Ideally swap won't get used much any way. Modern operating systems will always use a little bit of swap but this is usually just a tiny amount. If applications start using swap it's typically an indication there's not enough memory in the machine. Some swap usage is acceptable, it's excessive swapping that's problematic.
 

Snurg

Aspiring Daemon

Thanks: 242
Messages: 698

#6
...if using synth, which takes a lot of swap, but even in that case 64GB seems excessive. :)
Will synth use swap if there is sufficient memory? Or, asked the other way, how much RAM should be present to use synth without swapping?
Most probably you won't be using 1/4 of it.
Considering the transfer rate of around 100MB/sec for modern disks, filling 16GB sequentially (ideal case) would take about three minutes.
The reality is not the ideal case.
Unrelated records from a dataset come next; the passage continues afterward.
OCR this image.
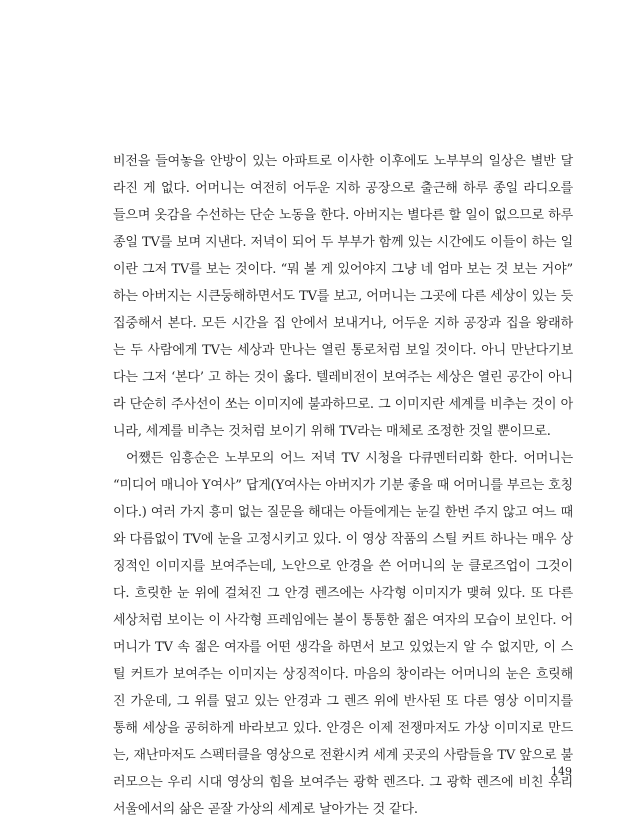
비전을 들여놓을 안방이 있는 아파트로 이사한 이후에도 노부부의 일상은 별반 달라진 게 없다. 어머니는 여전히 어두운 지하 공장으로 출근해 하루 종일 라디오를 들으며 옷감을 수선하는 단순 노동을 한다. 아버지는 별다른 할 일이 없으므로 하루 종일 TV를 보며 지낸다. 저녁이 되어 두 부부가 함께 있는 시간에도 이들이 하는 일이란 그저 TV를 보는 것이다. “뭐 볼 게 있어야지 그냥 네 엄마 보는 것 보는 거야” 하는 아버지는 시큰둥해하면서도 TV를 보고, 어머니는 그곳에 다른 세상이 있는 듯 집중해서 본다. 모든 시간을 집 안에서 보내거나, 어두운 지하 공장과 집을 왕래하는 두 사람에게 TV는 세상과 만나는 열린 통로처럼 보일 것이다. 아니 만난다기보다는 그저 ‘본다’ 고 하는 것이 옳다. 텔레비전이 보여주는 세상은 열린 공간이 아니라 단순히 주사선이 쏘는 이미지에 불과하므로. 그 이미지란 세계를 비추는 것이 아니라, 세계를 비추는 것처럼 보이기 위해 TV라는 매체로 조정한 것일 뿐이므로.

어쨌든 임흥순은 노부모의 어느 저녁 TV 시청을 다큐멘터리화 한다. 어머니는 “미디어 매니아 Y여사” 답게(Y여사는 아버지가 기분 좋을 때 어머니를 부르는 호칭이다.) 여러 가지 흥미 없는 질문을 해대는 아들에게는 눈길 한번 주지 않고 여느 때와 다름없이 TV에 눈을 고정시키고 있다. 이 영상 작품의 스틸 커트 하나는 매우 상징적인 이미지를 보여주는데, 노안으로 안경을 쓴 어머니의 눈 클로즈업이 그것이다. 흐릿한 눈 위에 걸쳐진 그 안경 렌즈에는 사각형 이미지가 맺혀 있다. 또 다른 세상처럼 보이는 이 사각형 프레임에는 볼이 통통한 젊은 여자의 모습이 보인다. 어머니가 TV 속 젊은 여자를 어떤 생각을 하면서 보고 있었는지 알 수 없지만, 이 스틸 커트가 보여주는 이미지는 상징적이다. 마음의 창이라는 어머니의 눈은 흐릿해진 가운데, 그 위를 덮고 있는 안경과 그 렌즈 위에 반사된 또 다른 영상 이미지를 통해 세상을 공허하게 바라보고 있다. 안경은 이제 전쟁마저도 가상 이미지로 만드는, 재난마저도 스펙터클을 영상으로 전환시켜 세계 곳곳의 사람들을 TV 앞으로 불러모으는 우리 시대 영상의 힘을 보여주는 광학 렌즈다. 그 광학 렌즈에 비친 우리 서울에서의 삶은 곧잘 가상의 세계로 날아가는 것 같다.

149
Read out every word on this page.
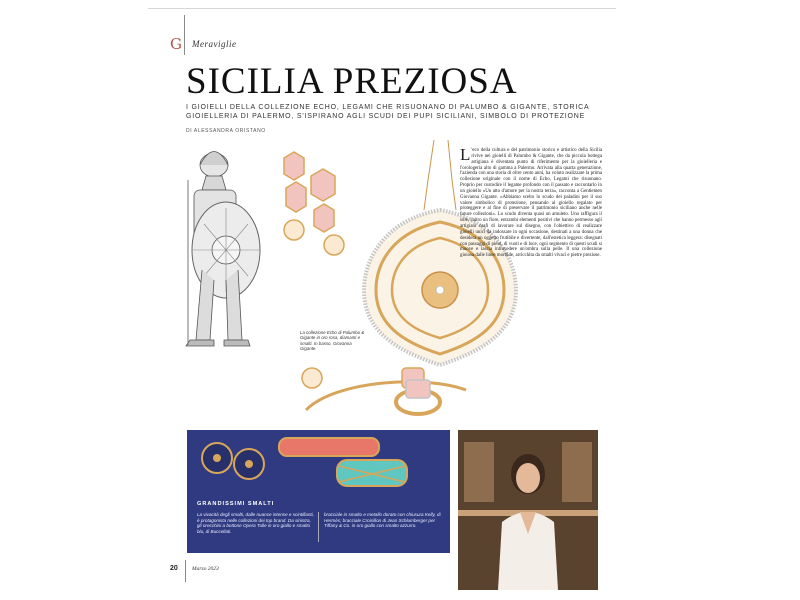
G Meraviglie
SICILIA PREZIOSA
I GIOIELLI DELLA COLLEZIONE ECHO, LEGAMI CHE RISUONANO DI PALUMBO & GIGANTE, STORICA GIOIELLERIA DI PALERMO, S'ISPIRANO AGLI SCUDI DEI PUPI SICILIANI, SIMBOLO DI PROTEZIONE
DI ALESSANDRA ORISTANO
La collezione Echo di Palumbo & Gigante in oro rosa, diamanti e smalti. In basso, Giovanna Gigante.
L 'eco della cultura e del patrimonio storico e artistico della Sicilia rivive nei gioielli di Palumbo & Gigante, che da piccola bottega artigiana è diventata punto di riferimento per la gioielleria e l'orologeria alto di gamma a Palermo. Arrivata alla quarta generazione, l'azienda con una storia di oltre cento anni, ha voluto realizzare la prima collezione originale con il nome di Echo, Legami che risuonano. Proprio per custodire il legame profondo con il passato e raccontarlo in un gioiello «Un atto d'amore per la nostra terra», racconta a Gentlemen Giovanna Gigante. «Abbiamo scelto lo scudo dei paladini per il suo valore simbolico di protezione, pensando al gioiello regalato per proteggere e al fine di preservare il patrimonio siciliano anche nelle future collezioni». Lo scudo diventa quasi un amuleto. Uno raffigura il sole, l'altro un fiore, entrambi elementi positivi che hanno permesso agli artigiani orafi di lavorare sul disegno, con l'obiettivo di realizzare gioielli unici da indossare in ogni occasione, destinati a una donna che desidera un oggetto frutibile e divertente, dall'estetica leggera: disegnati con passaggi di pieni, di vuoti e di luce, ogni segmento di questi scudi si muove e lascia intravedere un'ombra sulla pelle. Il una collezione gioiosa dalle linee morbide, arricchita da smalti vivaci e pietre preziose.
GRANDISSIMI SMALTI
La vivacità degli smalti, dalle nuance intense e scintillanti, è protagonista nelle collezioni dei top brand. Da sinistra, gli orecchini a bottone Opera Tulle in oro giallo e smalto blu, di Buccellati.
bracciale in smalto e metallo dorato con chiusura Kelly, di Hermès; bracciale Croisillon di Jean Schlumberger per Tiffany & Co. in oro giallo con smalto azzurro.
20	Marzo 2023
It would slow down the computer that much that one probably will just prefer buying a few more memory modules.
Considering the current street price of around $2 per GB ECC DDR3, I think it makes no real sense to use much swap.
 

ralphbsz

Aspiring Daemon

Thanks: 325
Messages: 762

#10
No. It depends on the workload, or more accurately, on the balance between workload and memory. Example: On your current machine, you have 16G of RAM. Imagine that your workload (I don't care what the workload is, synth is fundamentally no different from others) needs 27G, plus the operating system wants to use some RAM for file system cache. In that case, you will use a little bit over 11G of your swap. Now upgrade your machine to 64G of RAM, and it will need no swap at all (and use a little bit, because the OS will move rarely used stuff into swap and use RAM for file system buffer cache instead).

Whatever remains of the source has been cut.